Something I’ve been debating writing about for a week, now —

Reddit’s Native Image Hosting : Architected Without Security.

Reddit introduced native image hosting 7 years and 7 days ago.

Example used in the announcement: https://i.redd.it/lasm5nl33o4x.png

There are few to no access controls on these images, and only under specific circumstances.

https://i.redd.it/lasm5nl33o4x.png

Reddit

Reddit Native Images are publicly available to anyone who knows the image name & extension, by default.

This makes it trivial for someone in a private subreddit or private chat to hand off image URLs to a third party, who can retrieve the images at their leisure, whether or not logged in to the site and whether or not they have access to the subreddit or chat hosting the image.

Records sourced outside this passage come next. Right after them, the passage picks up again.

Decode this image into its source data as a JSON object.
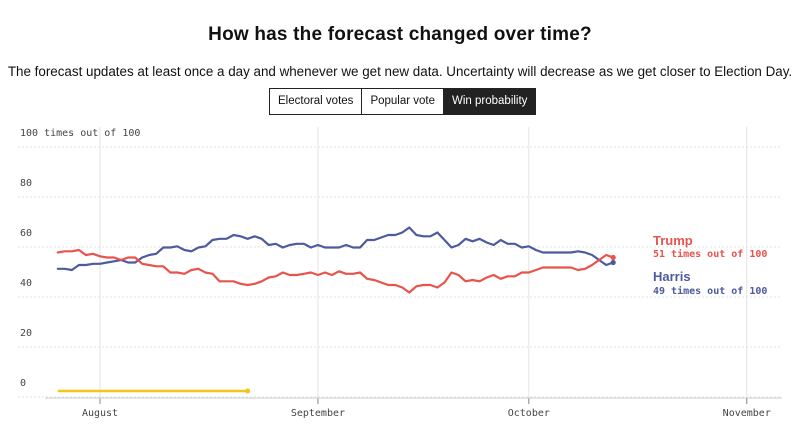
{
  "header": {
    "title": "How has the forecast changed over time?",
    "subtitle": "The forecast updates at least once a day and whenever we get new data. Uncertainty will decrease as we get closer to Election Day."
  },
  "tabs": [
    {
      "label": "Electoral votes",
      "active": false
    },
    {
      "label": "Popular vote",
      "active": false
    },
    {
      "label": "Win probability",
      "active": true
    }
  ],
  "colors": {
    "trump": "#e8534d",
    "harris": "#4d5a9e",
    "highlight": "#f5c518",
    "grid": "#e3e3e3",
    "axis_text": "#444444"
  },
  "chart_data": {
    "type": "line",
    "x_axis": {
      "ticks": [
        {
          "label": "August",
          "day": 0
        },
        {
          "label": "September",
          "day": 31
        },
        {
          "label": "October",
          "day": 61
        },
        {
          "label": "November",
          "day": 92
        }
      ]
    },
    "y_axis": {
      "ylim": [
        0,
        100
      ],
      "ticks": [
        {
          "value": 100,
          "label": "100 times out of 100"
        },
        {
          "value": 80,
          "label": "80"
        },
        {
          "value": 60,
          "label": "60"
        },
        {
          "value": 40,
          "label": "40"
        },
        {
          "value": 20,
          "label": "20"
        },
        {
          "value": 0,
          "label": "0"
        }
      ]
    },
    "grid": true,
    "series": [
      {
        "name": "Harris",
        "color_key": "harris",
        "end_label": "49 times out of 100",
        "start_day": -6,
        "values": [
          46.5,
          46.5,
          46,
          48,
          48,
          48.5,
          48.5,
          49,
          49.5,
          50,
          49,
          49,
          51,
          52,
          52.5,
          55,
          55,
          55.5,
          54,
          53.5,
          55,
          55.5,
          58,
          58.5,
          58.5,
          60,
          59.5,
          58.5,
          59.5,
          58.5,
          56,
          56.5,
          55,
          56,
          56.5,
          56.5,
          55,
          56,
          55,
          55,
          55,
          56,
          55,
          55,
          58,
          58,
          59,
          60,
          60,
          61,
          63,
          60,
          59.5,
          59.5,
          61,
          58,
          55,
          56,
          58.5,
          57.5,
          58.5,
          57,
          56,
          58,
          56.5,
          56.5,
          55,
          55.5,
          54,
          53,
          53,
          53,
          53,
          53,
          53.5,
          53,
          52,
          50,
          48,
          49
        ]
      },
      {
        "name": "Trump",
        "color_key": "trump",
        "end_label": "51 times out of 100",
        "start_day": -6,
        "values": [
          53,
          53.5,
          53.5,
          54,
          52,
          52.5,
          51.5,
          51,
          51,
          50,
          51,
          51,
          48.5,
          48,
          47.5,
          47.5,
          45,
          45,
          44.5,
          46,
          46.5,
          45,
          44.5,
          41.5,
          41.5,
          41.5,
          40.5,
          40,
          40.5,
          41.5,
          43,
          43.5,
          45,
          44,
          44,
          44.5,
          45,
          44,
          45,
          44,
          45.5,
          44.5,
          44.5,
          45,
          42.5,
          42,
          41,
          40,
          40,
          39,
          37,
          39.5,
          40,
          40,
          39,
          41,
          45,
          44,
          41.5,
          42,
          41.5,
          43,
          44,
          42.5,
          43.5,
          43.5,
          45,
          45,
          46,
          47,
          47,
          47,
          47,
          47,
          46,
          46.5,
          48,
          50,
          52,
          51
        ]
      }
    ],
    "highlight_segment": {
      "start_day": -6,
      "end_day": 21,
      "value": 0
    }
  }
}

Prior to sometime in 2021, Reddit Native Hosted Images associated with posts which were taken down pursuant to DMCA takedown requests, Personally Identifiable Information Rule Violation, Non-Consensual Intimate Media Rule Violation, and other such evils, those images were still retrievable by anyone with the image URL, and many still are.

In 2021 going forward, any such image associated with a taken-down post was also taken offline; Images on previously actioned posts were not taken offline.

The naming convention for the images is a 12 or 13 digit BASE36-encoded number, in LSB / little-endian order, where the 7 or 8 most significant digits (edit:rightmost) are confirmed to be serialised, incrementally.

The 5 least significant digits may also variously be part of the serially incrementing segment and/or may be checksum bits for the filename, file extension, or other housekeeping.

Because BASE36 only needs 6 significant bits per digit for representation, this reduces the non-serially-deterministic bitspace of the filename to (I believe) between 7.7k and 15k possibilities — a space trivial to brute force by distributed requests,

Making it possible for a dedicated attacker to relatively easily explore the images uploaded to Reddit in a known arbitrary time frame by characterizing suitably chosen publicly faced images’ names, and requesting (fuskering) the interval.

This design flaw may be one reason behind Reddit’s recent choice to drastically throttle document requests from not-logged-in viewers - to counter & prevent systematic plundering of images posted to non-public-facing subreddits & chats.

Executive Summary:

None of the images you have uploaded to Reddit are actually private; while Reddit’s naming convention for images makes it infeasible to blindly stumble upon an image URL, the limitations of that convention may make it feasible for a determined attacker with appropriate distributed sessions to attack and exfiltrate images uploaded to the site in a suitably limited timeframe.

Your images cease being publicly retrievable when you delete the associated post/gallery.

Reddit should undertake a process of sequestering all images stored on their servers which are associated with posts removed by moderators or pursuant to DMCA takedown or Sitewide Rules Violations, regardless of when the images were uploaded to the site, to counter exploitation of those images and preserve user privacy and safety.

Reddit should also verify that images uploaded to deleted chats are no longer publicly retrievable.

@PennyOaken Reddit do something that helps its users? Lol.
@solipsistnation ironically this write up was built out of a request by someone who wanted a viable null hypothesis / alternate hypothesis for why Reddit has begun charging third parties $12,000/5M API requests, as a hypothesis exploring who / which Market Segments they’re targeting with that pricing.